Beware bunga-bunga invites, busking, and burglars bearing security advice

“Oooooh, it’s like a little firework in my mouth,” said a very gay contestant in Come Dine with Me tonight, in describing a spicy crab fishcake served up by the hostess. It was too much for the other people around the table, and it was far too much for me. I know it’s childish, but my youth was spent fnar-fnarring after Sunday lunch at Round the Horne.

One gets strange days like these; it’s part of the variety of conscious existence. George Clooney was among more than 200 witnesses accepted today by a Milan court in the trial of former Premier Silvio Berlusconi for allegedly paying for sex with an underage prostitute. It seems that Clooney accepted a Berlusconi bunga-bunga invite just the once, but didn’t inhale. “I went there to speak about Darfur,” he said, with a straight face.

Famous mezzo soprano Katherine Jenkins normally fills concert halls, but decided today that she’d busk instead. The 31-one-year-old star  performed for 45 minutes, earning about £10. One (1) passer-by said she’d been moved to tears. “That’s amazing,” said Jenkins, when told about it. I’m not quite sure how to interpret that. Did she mean to be modest, or did she mean “I’m amazed that anyone should be moved to tears by my awful singing”? We shall never know. And I still don’t know why she did the gig in the first place…..although allegedly, she gave the ten quid to a homeless charity. Much better to give it to a charity with an office at least, love.

High point of the day for me was learning that a 16 year-old serial burglar had been coached to send a letter of remorse to his last victims. The missive turned into a biting critique of their domestic security arrangements, including the classic phrase, ‘…you were thick enough to leave your downstairs kitchen window open. I wouldn’t do that in a million years’. You have to admit, he has a point. The prison said that the decision was taken to release the letter to the media as a warning to householders to secure their properties.

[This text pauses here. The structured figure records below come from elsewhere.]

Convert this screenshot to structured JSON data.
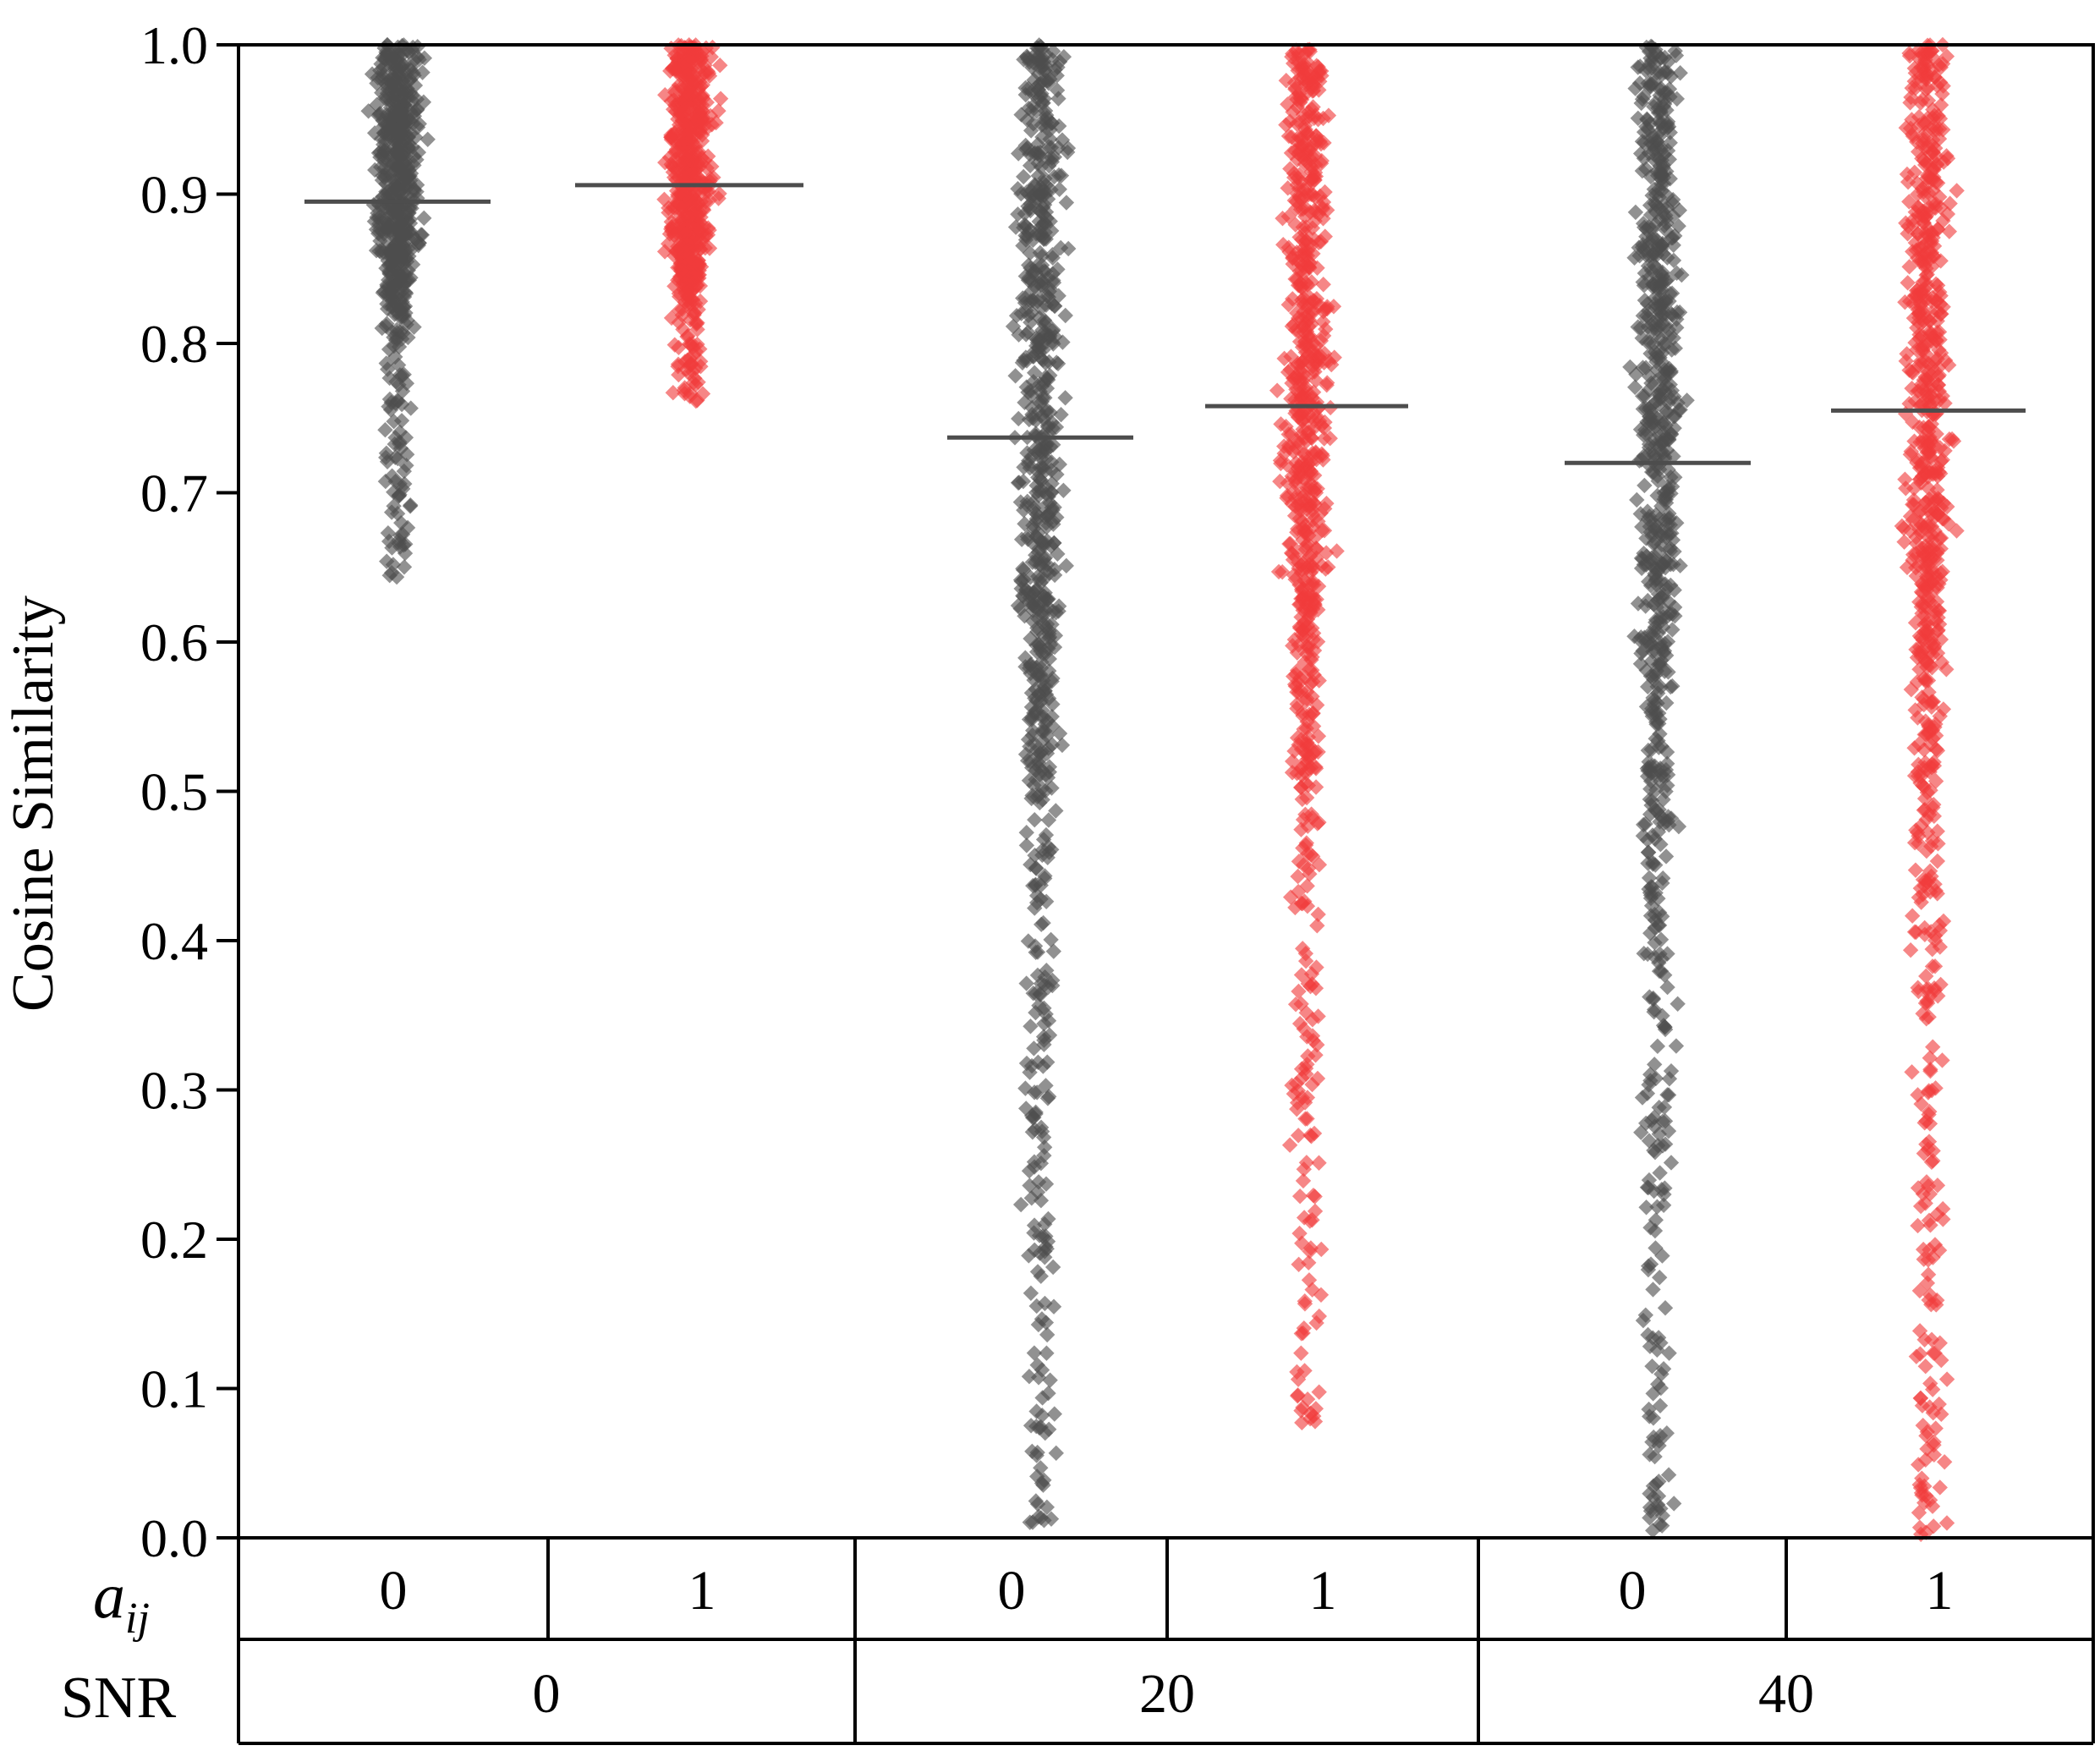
{
  "chart_data": {
    "type": "scatter",
    "subtype": "strip-plot-with-mean-lines",
    "ylabel": "Cosine Similarity",
    "ylim": [
      0.0,
      1.0
    ],
    "yticks": [
      "0.0",
      "0.1",
      "0.2",
      "0.3",
      "0.4",
      "0.5",
      "0.6",
      "0.7",
      "0.8",
      "0.9",
      "1.0"
    ],
    "grid": false,
    "legend": "none",
    "colors": {
      "a0": "#4d4d4d",
      "a1": "#f03c3c",
      "mean_line": "#4d4d4d",
      "axis": "#000000"
    },
    "table": {
      "row1_label_base": "a",
      "row1_label_sub": "ij",
      "row2_label": "SNR",
      "a_values": [
        "0",
        "1",
        "0",
        "1",
        "0",
        "1"
      ],
      "snr_values": [
        "0",
        "20",
        "40"
      ]
    },
    "groups": [
      {
        "snr": "0",
        "a": "0",
        "mean": 0.895,
        "min": 0.64,
        "max": 1.0,
        "q25": 0.86,
        "q75": 0.94
      },
      {
        "snr": "0",
        "a": "1",
        "mean": 0.906,
        "min": 0.76,
        "max": 1.0,
        "q25": 0.86,
        "q75": 0.96
      },
      {
        "snr": "20",
        "a": "0",
        "mean": 0.737,
        "min": 0.01,
        "max": 1.0,
        "q25": 0.62,
        "q75": 0.92
      },
      {
        "snr": "20",
        "a": "1",
        "mean": 0.758,
        "min": 0.07,
        "max": 1.0,
        "q25": 0.64,
        "q75": 0.94
      },
      {
        "snr": "40",
        "a": "0",
        "mean": 0.72,
        "min": 0.0,
        "max": 1.0,
        "q25": 0.6,
        "q75": 0.93
      },
      {
        "snr": "40",
        "a": "1",
        "mean": 0.755,
        "min": 0.0,
        "max": 1.0,
        "q25": 0.64,
        "q75": 0.96
      }
    ]
  }
}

This could catch on in a big way. A year or two from now, I can foresee a letter from Lloyd Blankfein to all those pauperised by him doing God’s work with such zeal. ‘I don’t feel sorry for none of you, you sat back and watched Who Wants to Be a Millionaire while I was busy living the dream at your expense hahahahahahaaa”. James Murdoch might write from his prison cell to suggest that, “Instead of reading the tabloid sh*te my family sold on the pretext that it was a newspaper, you would’ve been better served paying attention during the run-up to the Iraq War’. We must all nurture our dreams, and this one is mine.

But a piece in today’s Dacre Wail beats this story by a country mile. A wealthy Aussie bloke decided it would be useful to synchronise his alarm system cameras with his Ipad, so that while he was enjoying a sunshine break in Mauritius, he could check the place out back home, and ensure that everything was tickerty-boo. Imagine his relief when on the second day over breakfast, he watched burglars ransacking his home while he was a long way away on the paradise Indian Ocean island.

He told the media, ‘I was shocked. I was watching them for a good two minutes before I called the cops. I didn’t know what to do.’ So then, TechnoMan, why the f**k did you want to keep an eye on your home in the first place? Anyway, it all turned out well in the end. Two men, aged 32 and 55, were arrested at the scene of the raid. The Herald Sun reported that both had been charged with burglary and theft – and are due to appear in court next month.

We should perhaps expect an acerbic, unapologetic letter in due course, along the lines of  “I’m not sorry I done your place. You was asking for it you rich pillock with your poncey holidays in the Indian Ocean, and also you taking our pictures like what you done is a diabolical infringement of our human rights”.